KANCHANABURI — A powerful construction tycoon was convicted of several crimes related to a high-profile poaching case last year in a national park but acquitted of the most serious count, a court ruled Tuesday.
The Thong Pha Phum Provincial Court sentenced Premchai Karnasuta to 16 months in prison for weapons-related charges and conspiring to poach wildlife. The court found him not guilty of poaching a black panther in a wildlife sanctuary in a case that sent the nation into an uproar.
Surrounded by a throng of reporters outside the courthouse after the ruling, Premchai said “I’d like to say only one thing – I’m sorry.”
His three co-defendants were convicted of weapons- and poaching-related offenses. Thanee Toommat was the only defendant convicted of poaching and sentenced to 3 years and 5 months in prison. He and Premchai were collectively fined 2 million baht.
Yong Dodkrue and Natee Riamsaen received sentences of 13 months and 4 months in jail, respectively. Natee, who was a helper uninvolved in the hunt, was granted two years probation and fined 10,000 baht.
Premchai and the other two were not granted probation by the court. His lawyers are expected to file an appeal.
All defendants except Premchai were convicted of possessing remains of a black panther.

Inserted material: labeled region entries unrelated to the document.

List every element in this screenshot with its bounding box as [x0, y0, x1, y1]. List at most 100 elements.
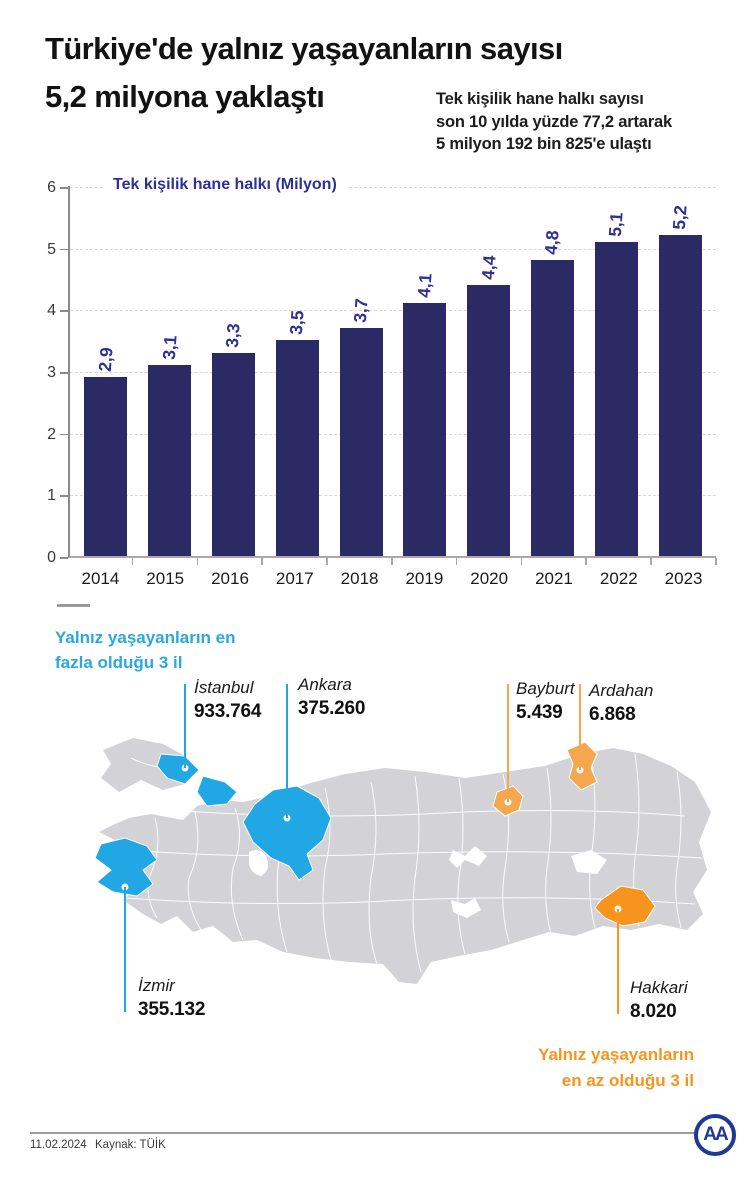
- footer-source: Kaynak: TÜİK: [95, 1139, 166, 1151]
- year-label: 2015: [146, 569, 185, 588]
- gridline: [70, 310, 716, 312]
- marker-ankara: [282, 813, 292, 823]
- x-tick-mark: [455, 558, 458, 565]
- footer-date: 11.02.2024: [30, 1139, 87, 1151]
- y-tick-label: 2: [47, 425, 56, 443]
- bar-plot: 2,9 3,1 3,3 3,5 3,7 4,1 4,4 4,8 5,1 5,2: [68, 186, 716, 558]
- x-tick-mark: [520, 558, 523, 565]
- anatolia-landmass: [99, 748, 711, 984]
- year-label: 2022: [599, 569, 638, 588]
- bar-2020: [467, 284, 511, 556]
- y-tick-label: 3: [47, 364, 56, 381]
- bar-value-label: 4,4: [477, 254, 500, 280]
- bar-value-label: 4,1: [413, 272, 436, 299]
- x-tick-mark: [391, 558, 393, 565]
- province-name: Bayburt: [516, 679, 575, 698]
- bar-2018: [339, 327, 383, 556]
- bar-value-label: 3,7: [349, 297, 372, 324]
- legend-least-provinces: Yalnız yaşayanların en az olduğu 3 il: [538, 1042, 694, 1094]
- marker-istanbul: [180, 763, 190, 773]
- y-tick-label: 6: [47, 179, 56, 196]
- year-label: 2020: [470, 569, 509, 588]
- y-tick-mark: [60, 433, 68, 436]
- year-label: 2019: [405, 569, 444, 588]
- bar-value-label: 5,1: [604, 211, 627, 237]
- aa-agency-logo: AA: [694, 1114, 736, 1156]
- legend-least-line1: Yalnız yaşayanların: [538, 1045, 694, 1064]
- callout-label-ardahan: Ardahan 6.868: [589, 681, 653, 726]
- bar-slot: 3,1: [138, 186, 202, 556]
- turkey-map: [94, 738, 711, 984]
- year-label: 2014: [81, 569, 120, 588]
- province-value: 5.439: [516, 702, 563, 723]
- marker-ardahan: [575, 765, 585, 775]
- y-tick-label: 1: [47, 487, 56, 505]
- marker-hakkari: [613, 904, 623, 914]
- year-label: 2017: [275, 569, 314, 588]
- bar-slot: 3,3: [202, 186, 266, 556]
- bar-value-label: 3,5: [285, 309, 308, 336]
- province-value: 355.132: [138, 999, 206, 1020]
- bar-slot: 2,9: [74, 186, 138, 556]
- gridline: [70, 495, 716, 497]
- year-label: 2023: [664, 569, 703, 588]
- legend-most-line1: Yalnız yaşayanların en: [55, 628, 236, 647]
- bar-slot: 5,1: [584, 186, 648, 556]
- year-label: 2021: [535, 569, 573, 588]
- province-value: 375.260: [298, 698, 366, 719]
- bar-slot: 4,8: [521, 186, 585, 556]
- y-tick-mark: [60, 310, 68, 312]
- year-label: 2016: [211, 569, 249, 588]
- y-tick-mark: [60, 372, 68, 374]
- bar-value-label: 3,3: [222, 322, 244, 348]
- bar-value-label: 3,1: [158, 334, 181, 361]
- y-tick-mark: [60, 187, 68, 189]
- legend-most-line2: fazla olduğu 3 il: [55, 653, 183, 672]
- gridline: [70, 433, 716, 435]
- y-tick-label: 5: [47, 240, 56, 258]
- lakes: [249, 846, 607, 918]
- bar-slot: 3,7: [329, 186, 393, 556]
- x-tick-mark: [131, 558, 134, 565]
- callout-label-ankara: Ankara 375.260: [298, 675, 365, 720]
- bar-2023: [658, 235, 702, 556]
- page-title-line1: Türkiye'de yalnız yaşayanların sayısı: [45, 31, 563, 66]
- province-name: Ardahan: [589, 681, 654, 700]
- y-tick-mark: [60, 248, 68, 251]
- subtitle-line: son 10 yılda yüzde 77,2 artarak: [436, 112, 672, 131]
- x-tick-mark: [196, 558, 199, 565]
- bar-slot: 3,5: [265, 186, 329, 556]
- chart-title: Tek kişilik hane halkı (Milyon): [103, 176, 347, 194]
- x-tick-mark: [585, 558, 587, 565]
- bar-2019: [403, 303, 447, 556]
- y-tick-label: 0: [47, 549, 56, 566]
- province-value: 6.868: [589, 704, 636, 725]
- bar-2016: [211, 352, 255, 556]
- legend-least-line2: en az olduğu 3 il: [561, 1071, 694, 1090]
- bar-value-label: 2,9: [94, 346, 117, 373]
- legend-most-provinces: Yalnız yaşayanların en fazla olduğu 3 il: [55, 625, 235, 675]
- x-tick-mark: [715, 558, 717, 565]
- province-value: 933.764: [194, 701, 262, 722]
- bar-value-label: 4,8: [541, 229, 563, 256]
- bar-2014: [84, 377, 128, 556]
- province-name: İstanbul: [194, 678, 254, 697]
- separator-dash: [57, 604, 90, 607]
- subtitle: Tek kişilik hane halkı sayısı son 10 yıl…: [436, 88, 716, 156]
- x-tick-mark: [326, 558, 328, 565]
- province-name: Ankara: [298, 675, 352, 694]
- subtitle-line: Tek kişilik hane halkı sayısı: [436, 90, 644, 108]
- y-tick-label: 4: [47, 302, 56, 320]
- bar-2021: [530, 260, 574, 556]
- year-label: 2018: [340, 569, 379, 588]
- province-ankara: [242, 785, 332, 881]
- gridline: [70, 187, 716, 188]
- callout-label-bayburt: Bayburt 5.439: [516, 679, 575, 724]
- bar-2017: [275, 340, 319, 556]
- bar-2022: [594, 241, 638, 556]
- header: Türkiye'de yalnız yaşayanların sayısı 5,…: [45, 25, 563, 121]
- bar-2015: [148, 364, 192, 556]
- gridline: [70, 248, 716, 250]
- aa-logo-text: AA: [703, 1124, 728, 1145]
- y-tick-mark: [60, 557, 68, 559]
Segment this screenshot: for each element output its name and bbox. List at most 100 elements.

The tycoon was convicted of possessing remains of a wild pheasant. The three men were freed on bonds ranging from 400,000 baht to 500,000 each soon after the verdict was read.
Wichien Chinnawong, the ranger who arrested Premchai and was hailed for standing up against the wealthy and powerful, said after the court ruling that he was satisfied that justice was served to the black panther. Wichien was one of the plaintiffs in the case which ultimately led to the trial on a reduced set of six counts.
Deputy police commissioner Srivara Rangsibrahmanakul welcomed the verdict, saying he was “relieved” that Premchai and his party were found guilty. Srivara, who was criticized for kowtowing to Premchai after the crime, said the police did their best in investigating the case.
Gen. Srivara added that Premchai still faces a charge of possessing ivory stemming from a subsequent search of his mansion. That trial is underway with a verdict expected in June.
The 64-year-old president of construction conglomerate Italian-Thai and his co-defendants were arrested early last year at a campsite in the Thung Yai Naresuan Wildlife Sanctuary, where authorities found firearms and animal remains, including those of a protected black panther.
Premchai’s arrest provoked an outpouring of anger and low expectations that such a powerful figure would be tried fairly. The black panther became a cause celebre in a spasm of activism that enjoyed wide public support.
“People are assuming we already won. But don’t forget that this case still has to go to the Court of First Instance and the Supreme Court. So in the end, he might not have to step into jail at all,” said Thatchapong, who led a group of activists called T’Challa for the protagonist of “Black Panther.”
“This is only his first offense. He is powerful, and people might forget about the case going forward,” Thatchapong said.
The Seub Nakhasathien Foundation, which was named after a renowned activist who committed suicide to provoke awareness of wildlife conservation, released a statement thanking those who helped push the case toward resolution.
“We’d like to commend the staff of the Thung Yai Naresuan Wildlife Sanctuary for their bravery in carrying out their duty and arresting the four defendants, and all the people who kept close watch on the case … until the guilty parties received punishment under the law,” the statement read. “Although the verdict might not fully satisfy the public, we believe the poaching case … is an important lesson to all Thai people.”